NO PUEDO ASESINAR a mi padre. No puedo dejar que mis hijos mueran. Tengo que encontrarlos, y tengo que encontrarlos ya.
En tan solo seis horas vencerá el plazo.
Secuestrar a dos niños es una locura. ¿Quién haría, además, ese tipo de demanda? ¿Quién me está pidiendo que tome una decisión así? ¿Es posible que mi madre nos odie tanto a mí o a mi padre, o a ambos, como para hacernos esto?
—Tengo que ir a ver a papá —digo, y me doy cuenta de lo infantil que suena. Sin embargo, lo repito—. Tengo que ir a ver a papá ahora mismo.
—Pensé que querías mantenerlo al margen —dice Stian.
Su rostro muestra un nuevo grado de seriedad desde que regresé temblando para mostrarle el mensaje que había detrás de la puerta.
También le he dado el llavero que se han dejado olvidado, la prueba de que han estado en este horrible lugar, de que han dormido aquí.
—Después de haber visto la nota estoy convencida de que tiene que ser Agnes, y si hay alguien que sepa cómo piensa o a dónde podría habérselos llevado, es mi padre. Él la conoce mucho mejor que yo. En cualquier caso, debería haber ido a verlo mucho antes.
—No queda demasiado para que se cumpla el plazo, Clara —me recuerda Stian.
—Lo sé, pero seré breve, te lo prometo.
Ese estúpido ultimátum me ha recordado cuánto echo de menos a mi padre. Es la única seguridad que tengo en mi vida. Jamás me hubiera imaginado deambulando por aquí sin que él tuviese la menor idea de que estoy en el pueblo.
Visitar la granja de Magne ha sido la gota que ha colmado el vaso, las cosas ya iban mal antes de encontrar ese mensaje.
Todo lo que había conseguido quitarme de la cabeza regresa ahora.

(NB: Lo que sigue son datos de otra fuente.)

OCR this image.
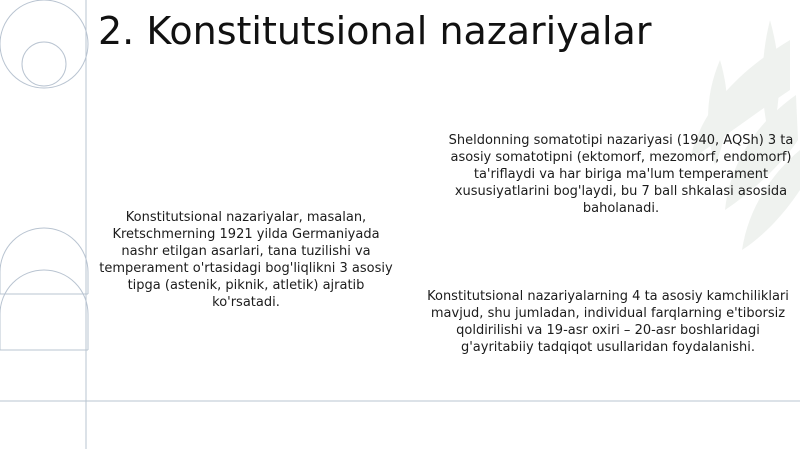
2. Konstitutsional nazariyalar

Konstitutsional nazariyalar, masalan, Kretschmerning 1921 yilda Germaniyada nashr etilgan asarlari, tana tuzilishi va temperament o'rtasidagi bog'liqlikni 3 asosiy tipga (astenik, piknik, atletik) ajratib ko'rsatadi.

Sheldonning somatotipi nazariyasi (1940, AQSh) 3 ta asosiy somatotipni (ektomorf, mezomorf, endomorf) ta'riflaydi va har biriga ma'lum temperament xususiyatlarini bog'laydi, bu 7 ball shkalasi asosida baholanadi.

Konstitutsional nazariyalarning 4 ta asosiy kamchiliklari mavjud, shu jumladan, individual farqlarning e'tiborsiz qoldirilishi va 19-asr oxiri – 20-asr boshlaridagi g'ayritabiiy tadqiqot usullaridan foydalanishi.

Tengo doce años otra vez, con las piernas agarrotadas y el pecho desbordante de sangre ardiente después de apresurarme a subir las cuestas que conducen a la granja de Magne. Una y otra vez escucho la débil voz de Lars pidiéndome ayuda al otro lado del teléfono, me dice que piensa que le van a pegar, que tiene miedo, que tengo que ir, que tengo que darme prisa.
Me di mucha prisa, pero no la suficiente.
Llegué tarde. Siempre seré la que le falló en el momento más decisivo.
Cuántos días, semanas y meses lo dejamos en aquella granja, papá y yo, aun sabiendo que no le convenía; sin embargo, lo dejamos allí porque no sabíamos cómo enfrentarnos a Magne y a los que ostentaban el poder en el pueblo, porque fuimos demasiado lentos.
—Stian, siento dejarte fuera, pero es mejor que no entres de momento —digo—. Mi padre se pone muy nervioso. Y uno de nosotros tendrá que volver a hablar con Halvor. Estoy segura de que ha estado en contacto con mi madre, ¿quizá incluso sepa dónde podría estar? Es posible que haya estado en la granja de Magne y haya visto algo, si no es que está involucrado. Tú vas a poder sacarle más información que yo, es de pura lógica…
Asiente y gira el vehículo en el lugar que le indico, a un par de cientos de metros de la casa. Mientras recorro el camino sola, alzo la mano; parece que sonríe, al menos un poco.
Stian. Serio. Estoico. Fuerte. Tan hermoso que duele mirarlo, es como mirar el sol y quedar cegado.
¿Qué puedo hacer al respecto? Nada, y mucho menos ahora, en esta situación.
La granja. Las casas. Papá. Este es el núcleo, todo proviene de aquí. Esta es la tierra de donde vengo, la tierra a la que voy a regresar. Estar aquí me hace pensar que todo tiene que salir bien. Y, cuando acabe, no solo voy a pasar más tiempo con los niños, sino también con mi padre; voy a pasar más tiempo aquí, en comunión con la naturaleza y las estaciones, con todo. Además, tengo que ponerme las pilas con el mantenimiento de la granja. En el tejado hay varias tejas rotas, la pintura está desconchada, ha aparecido una gotera en la planta de arriba; este último año el declive se ha acelerado. Me di cuenta en verano, pero luego lo olvidé de nuevo, con lo de Haavard y el cargo de ministra. Pronto me pondré manos a la obra, en cuando todo esto haya pasado.
Llamo a la puerta, el timbre lleva años sin funcionar. Al cabo de un rato percibo el familiar sonido de unos pies arrastrándose hacia la entrada. Las raídas zapatillas de papá contra el linóleo igual de desgastado del suelo. Abre la puerta, me mira, frunce el ceño.
—Pero, Clara, ¿qué haces aquí? —pregunta, esbozando una sonrisa incrédula mientras abre los brazos y me estrecha entre ellos.